The former chief executive officer of Rabobank, N.A. was fined $20,000 by the Office of the Comptroller of the Currency (OCC) last month for his alleged role in obstructing a Bank Secrecy Act (BSA) program examination.

John Ryan, CEO of Rabobank from September 2012 until December 2015, caused a material audit report to not be submitted to the OCC while it was carrying out an investigation at the bank in 2013, the agency alleged. In December 2013, Rabobank agreed to a consent order with the OCC regarding deficiencies in its BSA/anti-money laundering (AML) compliance program. The bank would be fined $50 million by the regulator in 2018 regarding the latter’s findings during that probe.

Ryan’s settlement with the OCC was reached July 28 and announced Thursday.

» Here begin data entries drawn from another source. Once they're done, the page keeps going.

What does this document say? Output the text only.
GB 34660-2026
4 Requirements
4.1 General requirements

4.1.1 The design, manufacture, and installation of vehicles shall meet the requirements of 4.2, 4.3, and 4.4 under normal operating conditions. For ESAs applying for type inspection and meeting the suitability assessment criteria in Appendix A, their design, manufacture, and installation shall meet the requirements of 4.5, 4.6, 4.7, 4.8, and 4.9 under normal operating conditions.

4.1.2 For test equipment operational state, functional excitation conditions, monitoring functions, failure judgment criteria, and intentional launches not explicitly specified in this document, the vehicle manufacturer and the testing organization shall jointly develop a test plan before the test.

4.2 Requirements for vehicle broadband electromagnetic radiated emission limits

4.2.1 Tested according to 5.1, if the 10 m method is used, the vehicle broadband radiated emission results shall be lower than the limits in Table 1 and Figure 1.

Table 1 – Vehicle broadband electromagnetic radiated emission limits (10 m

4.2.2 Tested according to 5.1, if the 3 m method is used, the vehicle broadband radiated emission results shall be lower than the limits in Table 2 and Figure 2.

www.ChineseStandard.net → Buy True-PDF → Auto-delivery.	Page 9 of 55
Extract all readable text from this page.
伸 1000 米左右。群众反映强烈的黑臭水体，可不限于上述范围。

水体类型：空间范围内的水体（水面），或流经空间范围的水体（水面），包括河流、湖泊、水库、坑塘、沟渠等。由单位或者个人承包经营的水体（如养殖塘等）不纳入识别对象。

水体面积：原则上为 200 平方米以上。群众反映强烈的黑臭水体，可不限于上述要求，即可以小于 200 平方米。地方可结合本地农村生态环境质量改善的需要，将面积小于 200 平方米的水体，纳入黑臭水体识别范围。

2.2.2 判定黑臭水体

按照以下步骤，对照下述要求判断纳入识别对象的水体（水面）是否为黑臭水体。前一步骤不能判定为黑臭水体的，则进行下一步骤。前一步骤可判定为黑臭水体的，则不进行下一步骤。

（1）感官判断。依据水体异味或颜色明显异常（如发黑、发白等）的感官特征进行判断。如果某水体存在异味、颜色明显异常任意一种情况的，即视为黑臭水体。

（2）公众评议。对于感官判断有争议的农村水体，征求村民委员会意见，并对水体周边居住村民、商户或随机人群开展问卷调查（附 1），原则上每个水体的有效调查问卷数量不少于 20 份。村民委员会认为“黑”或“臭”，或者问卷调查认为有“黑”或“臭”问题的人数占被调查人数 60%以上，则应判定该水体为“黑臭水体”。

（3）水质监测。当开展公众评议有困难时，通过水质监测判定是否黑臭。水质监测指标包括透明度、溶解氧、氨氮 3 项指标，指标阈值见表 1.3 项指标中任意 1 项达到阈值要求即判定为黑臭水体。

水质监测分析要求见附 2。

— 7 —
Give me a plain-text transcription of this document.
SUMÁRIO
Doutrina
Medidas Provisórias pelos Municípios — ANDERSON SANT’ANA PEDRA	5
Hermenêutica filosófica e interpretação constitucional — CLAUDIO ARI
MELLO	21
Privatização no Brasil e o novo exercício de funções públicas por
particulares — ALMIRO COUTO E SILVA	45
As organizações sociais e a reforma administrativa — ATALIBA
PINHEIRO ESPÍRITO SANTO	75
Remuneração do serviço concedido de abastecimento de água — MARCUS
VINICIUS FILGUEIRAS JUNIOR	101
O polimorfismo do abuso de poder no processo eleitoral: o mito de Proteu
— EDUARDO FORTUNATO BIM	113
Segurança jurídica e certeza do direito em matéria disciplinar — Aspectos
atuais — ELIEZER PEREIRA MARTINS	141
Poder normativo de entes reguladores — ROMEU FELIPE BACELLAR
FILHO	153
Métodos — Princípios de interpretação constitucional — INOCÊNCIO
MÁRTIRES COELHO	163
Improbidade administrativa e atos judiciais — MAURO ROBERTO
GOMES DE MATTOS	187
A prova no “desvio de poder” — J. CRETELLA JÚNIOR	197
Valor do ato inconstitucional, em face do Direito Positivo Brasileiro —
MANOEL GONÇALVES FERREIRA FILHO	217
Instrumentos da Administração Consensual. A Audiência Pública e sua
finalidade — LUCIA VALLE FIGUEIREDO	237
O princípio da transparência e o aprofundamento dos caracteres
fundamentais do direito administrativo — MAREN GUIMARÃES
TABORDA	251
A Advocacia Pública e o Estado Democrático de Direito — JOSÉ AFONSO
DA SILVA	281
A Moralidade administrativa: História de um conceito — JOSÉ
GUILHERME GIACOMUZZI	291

The details: Rabobank in February 2018 pleaded guilty to “conspiring with several former executives to defraud the United States by unlawfully impeding the OCC’s ability to regulate the bank and to obstruct an examination by the OCC of its operations throughout California, including its Calexico and Tecate bank branches,” as part of a $369 million enforcement action by the Department of Justice. Ryan was not named in the guilty plea, though former Rabobank Vice President George Martin was identified after admitting his role in the scheme in December 2017.

Deficiencies in Rabobank’s AML program “allowed hundreds of millions of dollars in untraceable cash, sourced from Mexico and elsewhere, to be deposited into its rural bank branches in Imperial County, and transferred via wire transfers, checks, and cash transactions, without proper notification to federal regulators as required by law,” the Justice Department stated. The bank’s executives at the time attempted to conceal this information to avoid fines similar to ones it received in 2006 and 2008 for “nearly identical failures,” according to the agency.

The OCC’s $50 million penalty was assessed in coordination with the Justice Department’s action. The OCC further faulted the bank for weaknesses in its customer due diligence and enhanced due diligence processes and failing to document more than $233 million in previously unreported suspicious activity.

Through his alleged misconduct, Ryan “engaged in violations of law and unsafe or unsound practices and breached his fiduciary duty to the bank, which caused the bank to suffer financial loss or other damage and demonstrated continuing disregard for the safety or soundness of the bank,” the OCC said in last month’s consent order.

Ryan neither admitted nor denied the regulator’s findings. His fine is less than the $50,000 penalty the OCC previously assessed against Laura Akahoshi, Rabobank’s former chief compliance officer, for her alleged role in the scheme.

Rabobank’s AML program continues to face regulator scrutiny. The Dutch Central Bank in October 2021 warned Rabobank regarding deficiencies in its compliance with the Dutch Anti-Money Laundering and Anti-Terrorist Financing Act, which could lead to a future enforcement action if not remedied.